"Principle of AI Development: Application-Driven"
1. AI Applications Drive the Next Shuffle: Beyond the AI Development Lull, Advancing AI Towards Practicality
The field of artificial intelligence is entering its first "lull" since the wave of large models began.
On one hand, OpenAI's next-generation language model, Orin, has encountered significant bottlenecks, with results not meeting internal expectations. The release date for Sora, its multimodal model promoted at the beginning of 2024, has also been continuously delayed.
On the other hand, the "Scaling Law" of the AI industry seems to be failing, with the performance of large models no longer seeing exponential improvements with the increase in the number of parameters, data volume, and computing resources.
AI needs a new driving force, and application-driven will become the first principle. Entering the "lull" is in line with the laws of industry development, just like many technological waves in history, after the initial high-expectation phase, bubbles are inevitably produced. When technology does not meet high expectations, the industry will enter a period of calm, waiting for new technologies and application changes to bring about a major shuffle.
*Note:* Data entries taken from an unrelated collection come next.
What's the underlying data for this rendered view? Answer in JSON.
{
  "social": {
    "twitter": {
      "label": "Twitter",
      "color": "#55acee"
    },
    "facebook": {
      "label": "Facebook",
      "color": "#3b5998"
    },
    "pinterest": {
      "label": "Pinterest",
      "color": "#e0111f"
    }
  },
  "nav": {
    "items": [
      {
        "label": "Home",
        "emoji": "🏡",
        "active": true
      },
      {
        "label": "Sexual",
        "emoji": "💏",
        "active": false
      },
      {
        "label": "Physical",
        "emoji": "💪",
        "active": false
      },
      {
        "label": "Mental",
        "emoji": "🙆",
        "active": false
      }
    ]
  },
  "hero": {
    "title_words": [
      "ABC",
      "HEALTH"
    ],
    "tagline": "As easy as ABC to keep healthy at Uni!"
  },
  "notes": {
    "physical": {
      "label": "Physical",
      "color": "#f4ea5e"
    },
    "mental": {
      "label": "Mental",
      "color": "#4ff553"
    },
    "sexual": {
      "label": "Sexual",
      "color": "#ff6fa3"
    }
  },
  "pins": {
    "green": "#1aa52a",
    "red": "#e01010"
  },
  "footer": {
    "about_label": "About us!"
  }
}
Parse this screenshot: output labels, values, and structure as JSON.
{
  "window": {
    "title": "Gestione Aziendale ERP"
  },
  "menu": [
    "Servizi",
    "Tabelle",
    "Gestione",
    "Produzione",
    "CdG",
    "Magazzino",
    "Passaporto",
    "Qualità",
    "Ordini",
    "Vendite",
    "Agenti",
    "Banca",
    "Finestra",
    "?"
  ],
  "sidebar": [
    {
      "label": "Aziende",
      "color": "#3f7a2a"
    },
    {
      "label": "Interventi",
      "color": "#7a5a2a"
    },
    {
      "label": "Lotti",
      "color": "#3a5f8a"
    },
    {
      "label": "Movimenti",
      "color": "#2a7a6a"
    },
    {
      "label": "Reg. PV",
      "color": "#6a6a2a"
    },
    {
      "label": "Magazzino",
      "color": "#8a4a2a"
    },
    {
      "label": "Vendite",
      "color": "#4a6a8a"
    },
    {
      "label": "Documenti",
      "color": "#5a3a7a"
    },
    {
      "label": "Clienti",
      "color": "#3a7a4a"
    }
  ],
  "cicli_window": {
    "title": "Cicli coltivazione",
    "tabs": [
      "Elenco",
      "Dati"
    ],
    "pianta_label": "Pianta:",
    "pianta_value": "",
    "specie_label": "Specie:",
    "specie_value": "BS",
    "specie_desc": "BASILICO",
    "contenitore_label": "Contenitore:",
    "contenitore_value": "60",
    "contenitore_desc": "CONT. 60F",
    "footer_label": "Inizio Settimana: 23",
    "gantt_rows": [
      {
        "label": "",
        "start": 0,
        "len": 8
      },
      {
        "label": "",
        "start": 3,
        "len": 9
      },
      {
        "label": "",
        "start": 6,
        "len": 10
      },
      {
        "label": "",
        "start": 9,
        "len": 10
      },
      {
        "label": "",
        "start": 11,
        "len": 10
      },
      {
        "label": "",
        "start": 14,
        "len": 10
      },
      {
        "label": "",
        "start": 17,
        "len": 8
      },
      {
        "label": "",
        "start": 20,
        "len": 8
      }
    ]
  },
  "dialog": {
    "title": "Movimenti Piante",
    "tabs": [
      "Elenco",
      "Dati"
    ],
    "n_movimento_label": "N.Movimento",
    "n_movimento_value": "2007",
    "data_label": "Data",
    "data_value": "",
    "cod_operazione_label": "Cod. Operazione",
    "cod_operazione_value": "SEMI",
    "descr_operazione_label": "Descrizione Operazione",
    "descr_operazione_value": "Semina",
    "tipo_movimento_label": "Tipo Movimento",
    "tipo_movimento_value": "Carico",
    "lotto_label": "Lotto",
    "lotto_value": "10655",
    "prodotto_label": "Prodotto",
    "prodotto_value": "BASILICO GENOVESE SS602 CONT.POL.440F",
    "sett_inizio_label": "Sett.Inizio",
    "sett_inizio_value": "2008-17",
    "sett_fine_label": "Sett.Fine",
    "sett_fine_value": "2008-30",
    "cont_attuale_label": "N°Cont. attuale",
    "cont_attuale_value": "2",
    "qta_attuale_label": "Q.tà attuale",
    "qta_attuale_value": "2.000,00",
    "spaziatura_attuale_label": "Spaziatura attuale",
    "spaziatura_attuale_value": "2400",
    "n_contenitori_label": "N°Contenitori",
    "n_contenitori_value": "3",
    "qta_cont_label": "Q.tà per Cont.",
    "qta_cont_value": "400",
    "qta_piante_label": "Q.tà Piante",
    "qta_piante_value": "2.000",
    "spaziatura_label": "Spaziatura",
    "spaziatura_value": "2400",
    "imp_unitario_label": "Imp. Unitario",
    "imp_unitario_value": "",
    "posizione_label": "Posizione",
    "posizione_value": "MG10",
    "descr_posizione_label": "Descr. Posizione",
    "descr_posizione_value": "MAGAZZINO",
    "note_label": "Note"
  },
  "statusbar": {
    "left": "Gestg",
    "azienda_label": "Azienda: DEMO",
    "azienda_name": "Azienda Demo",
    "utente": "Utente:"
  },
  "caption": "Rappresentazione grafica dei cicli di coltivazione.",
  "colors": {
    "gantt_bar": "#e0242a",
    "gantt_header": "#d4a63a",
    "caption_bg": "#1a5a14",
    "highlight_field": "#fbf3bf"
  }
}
2. Two Routes of Development, Both Domestic and International, Converging on AI Applications
Advertisement
Overseas AI development was once technology-driven, with achieving AGI (Artificial General Intelligence) being equivalent to achieving the ultimate commercial value of AI enterprises. ChatGPT has shown the industry the potential of technology-driven efforts aimed at AGI, but after two years of development, the industry has realized that AGI is still far away, and pure technology-driven does not yet have the objective conditions. Overseas AI giants have gradually adjusted their direction in 2024, beginning to focus on application development and industry integration as the current stage's priority. OpenAI has shifted towards profitable commercial operations, and Google, Microsoft, and others have started to focus on To C, enterprise, and developer community cooperation.
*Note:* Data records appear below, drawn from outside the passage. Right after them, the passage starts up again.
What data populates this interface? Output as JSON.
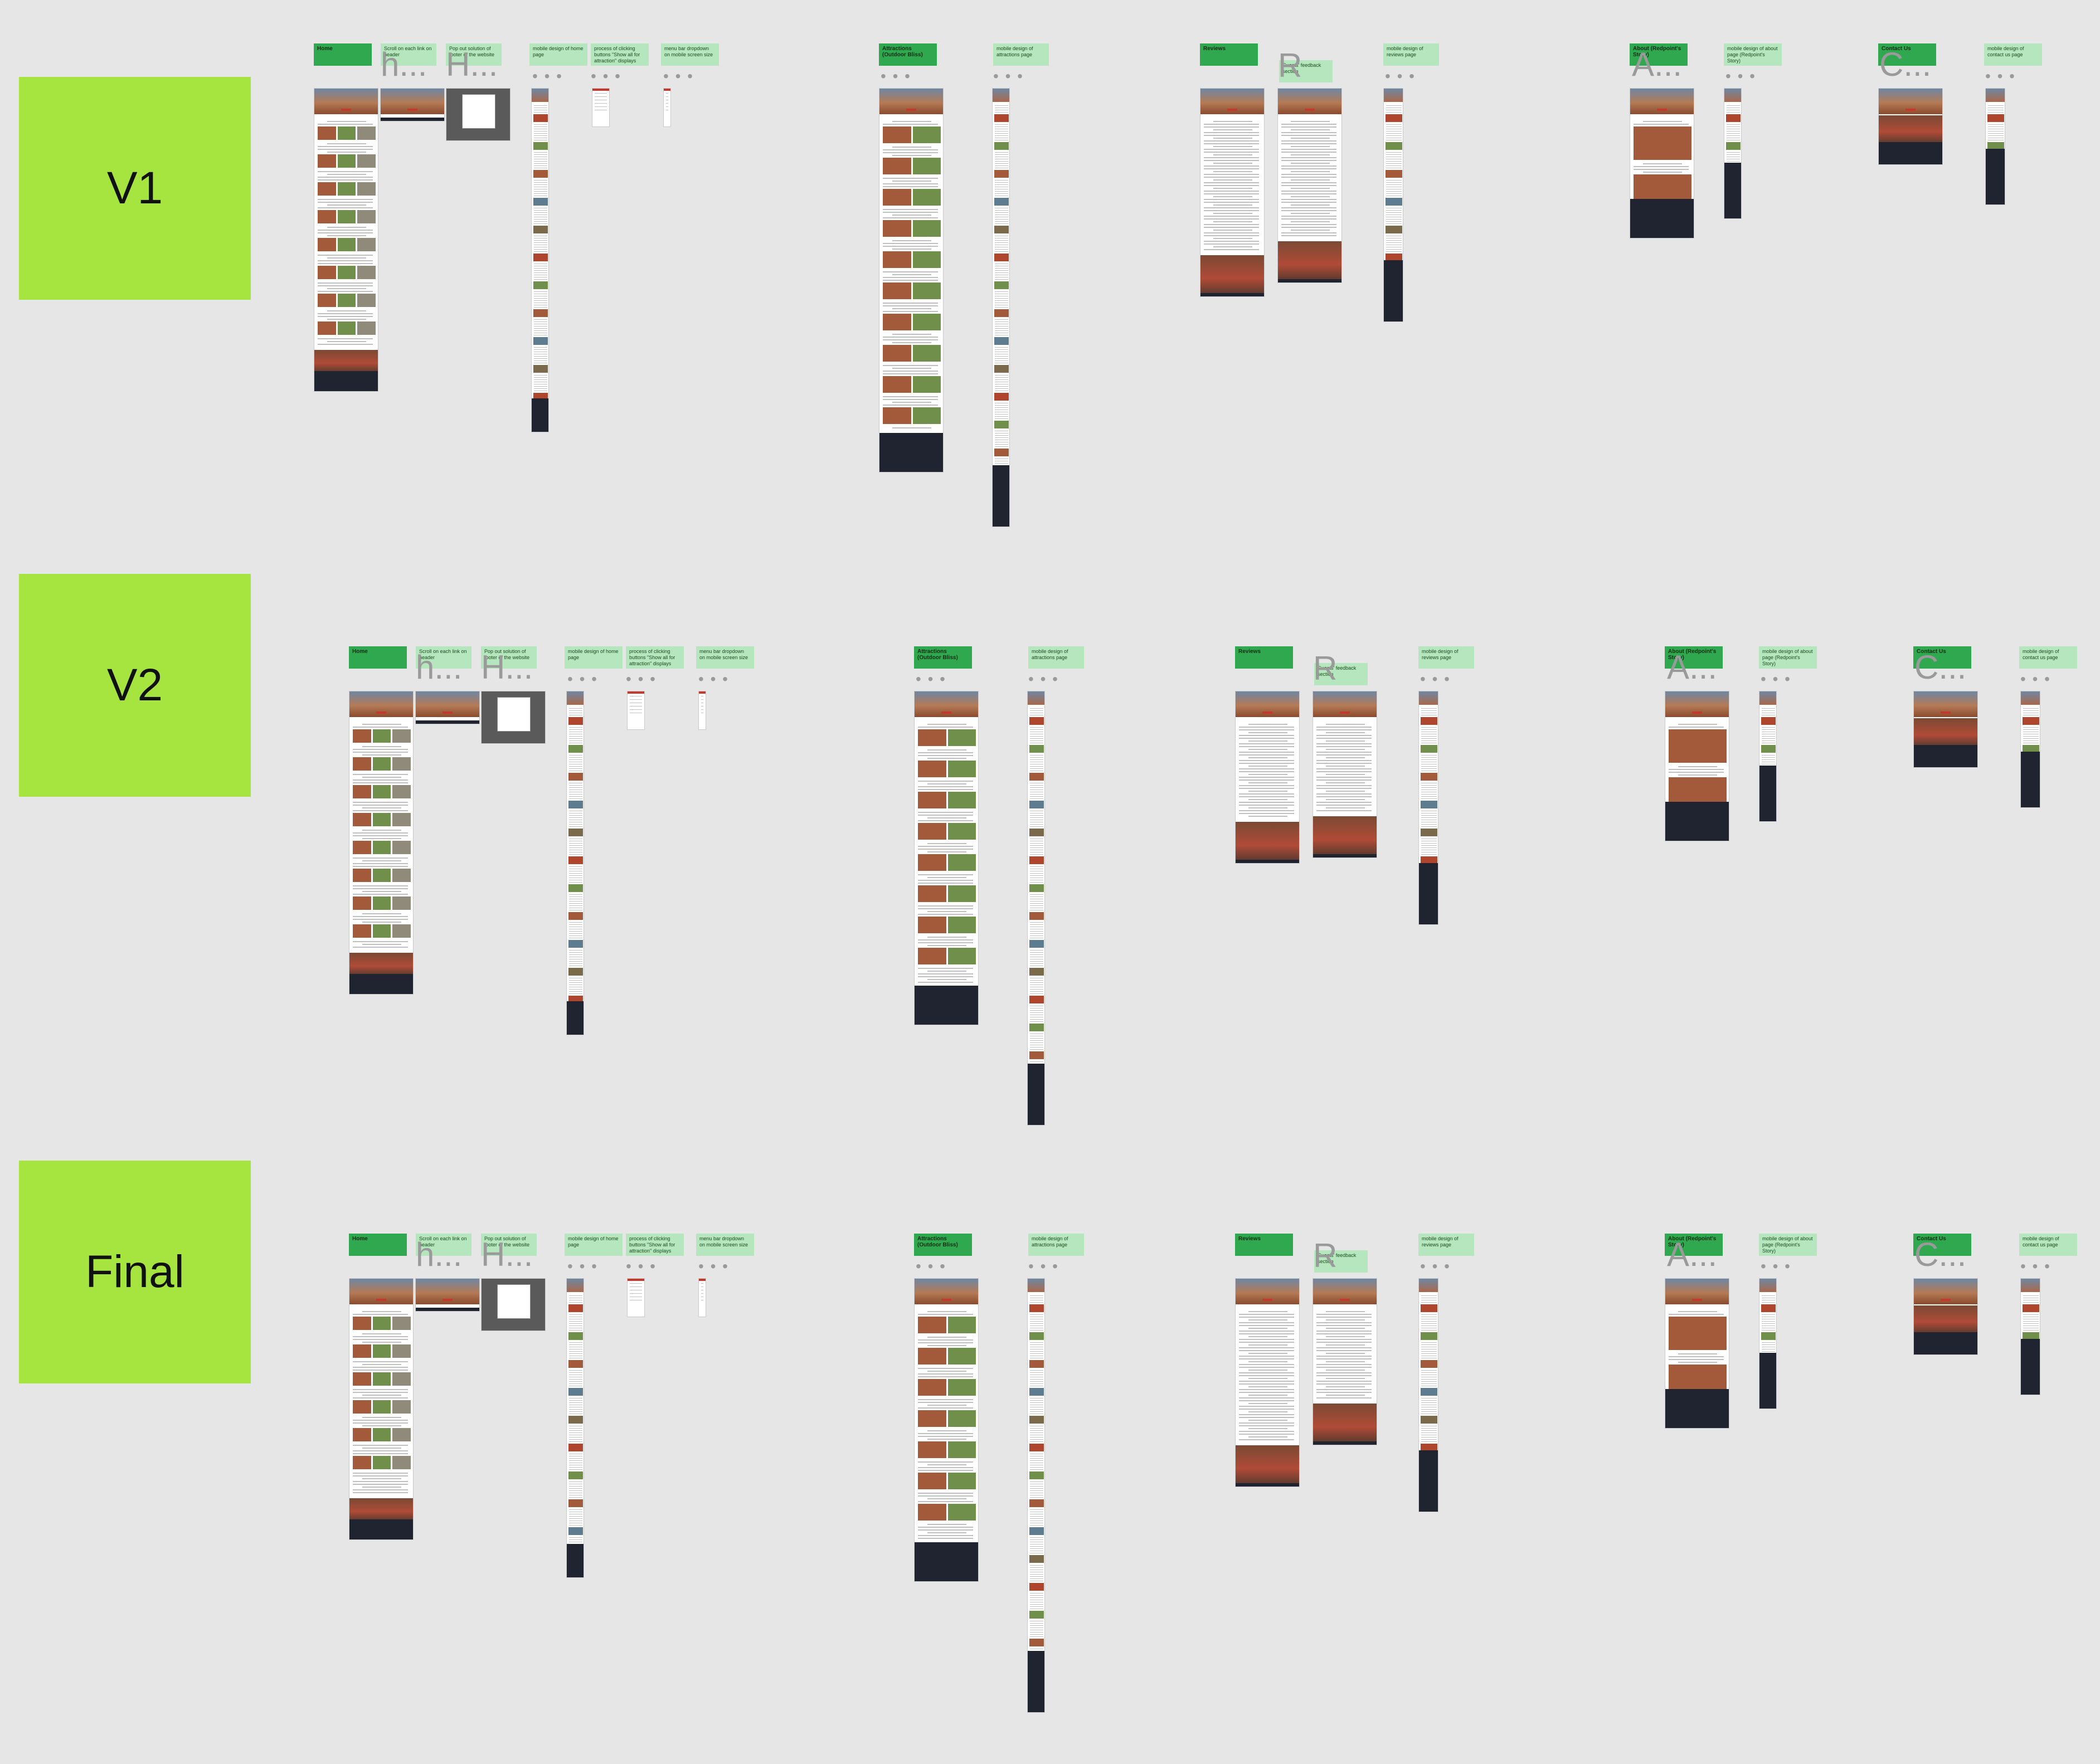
{
  "rows": [
    {
      "label": "V1",
      "stickies": {
        "home": "Home",
        "home_n1": "Scroll on each link on header",
        "home_n2": "Pop out solution of footer of the website",
        "home_mobile": "mobile design of home page",
        "home_n4": "process of clicking buttons \"Show all for attraction\" displays",
        "home_n5": "menu bar dropdown on mobile screen size",
        "attractions": "Attractions (Outdoor Bliss)",
        "attractions_mobile": "mobile design of attractions page",
        "reviews": "Reviews",
        "reviews_n1": "Guests' feedback section",
        "reviews_mobile": "mobile design of reviews page",
        "about": "About (Redpoint's Story)",
        "about_mobile": "mobile design of about page (Redpoint's Story)",
        "contact": "Contact Us",
        "contact_mobile": "mobile design of contact us page"
      }
    },
    {
      "label": "V2",
      "stickies": {
        "home": "Home",
        "home_n1": "Scroll on each link on header",
        "home_n2": "Pop out solution of footer of the website",
        "home_mobile": "mobile design of home page",
        "home_n4": "process of clicking buttons \"Show all for attraction\" displays",
        "home_n5": "menu bar dropdown on mobile screen size",
        "attractions": "Attractions (Outdoor Bliss)",
        "attractions_mobile": "mobile design of attractions page",
        "reviews": "Reviews",
        "reviews_n1": "Guests' feedback section",
        "reviews_mobile": "mobile design of reviews page",
        "about": "About (Redpoint's Story)",
        "about_mobile": "mobile design of about page (Redpoint's Story)",
        "contact": "Contact Us",
        "contact_mobile": "mobile design of contact us page"
      }
    },
    {
      "label": "Final",
      "stickies": {
        "home": "Home",
        "home_n1": "Scroll on each link on header",
        "home_n2": "Pop out solution of footer of the website",
        "home_mobile": "mobile design of home page",
        "home_n4": "process of clicking buttons \"Show all for attraction\" displays",
        "home_n5": "menu bar dropdown on mobile screen size",
        "attractions": "Attractions (Outdoor Bliss)",
        "attractions_mobile": "mobile design of attractions page",
        "reviews": "Reviews",
        "reviews_n1": "Guests' feedback section",
        "reviews_mobile": "mobile design of reviews page",
        "about": "About (Redpoint's Story)",
        "about_mobile": "mobile design of about page (Redpoint's Story)",
        "contact": "Contact Us",
        "contact_mobile": "mobile design of contact us page"
      }
    }
  ],
  "ghosts": {
    "h": "h...",
    "H": "H...",
    "A": "A...",
    "R": "R",
    "C": "C...",
    "dots": "• • •"
  },
  "colors": {
    "background": "#e6e6e6",
    "row_label": "#a6e43f",
    "sticky_dark": "#2fa84f",
    "sticky_light": "#b6e6bd",
    "hero_red": "#b33b2a",
    "footer_dark": "#1f2430"
  }
}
The characteristic of China's AI development is application-driven. In 2023, the ChatGPT wave sparked the "Hundred Models War," accumulating an early foundation for China's AI market. According to the "Global Digital Economy White Paper," as of November 2024, China has as many as 478 large models, accounting for about 36% of the global total. The Chinese market has invested a lot of resources in developing basic large models, which to some extent has led to an overall lag in the development of AI deep technologies. However, on the other hand, it has also increased the social recognition and acceptance of generative AI, thereby promoting individuals and enterprises to care about the fit between AI products and the market, laying the foundation for "overtaking on the bend" in application-driven AI development.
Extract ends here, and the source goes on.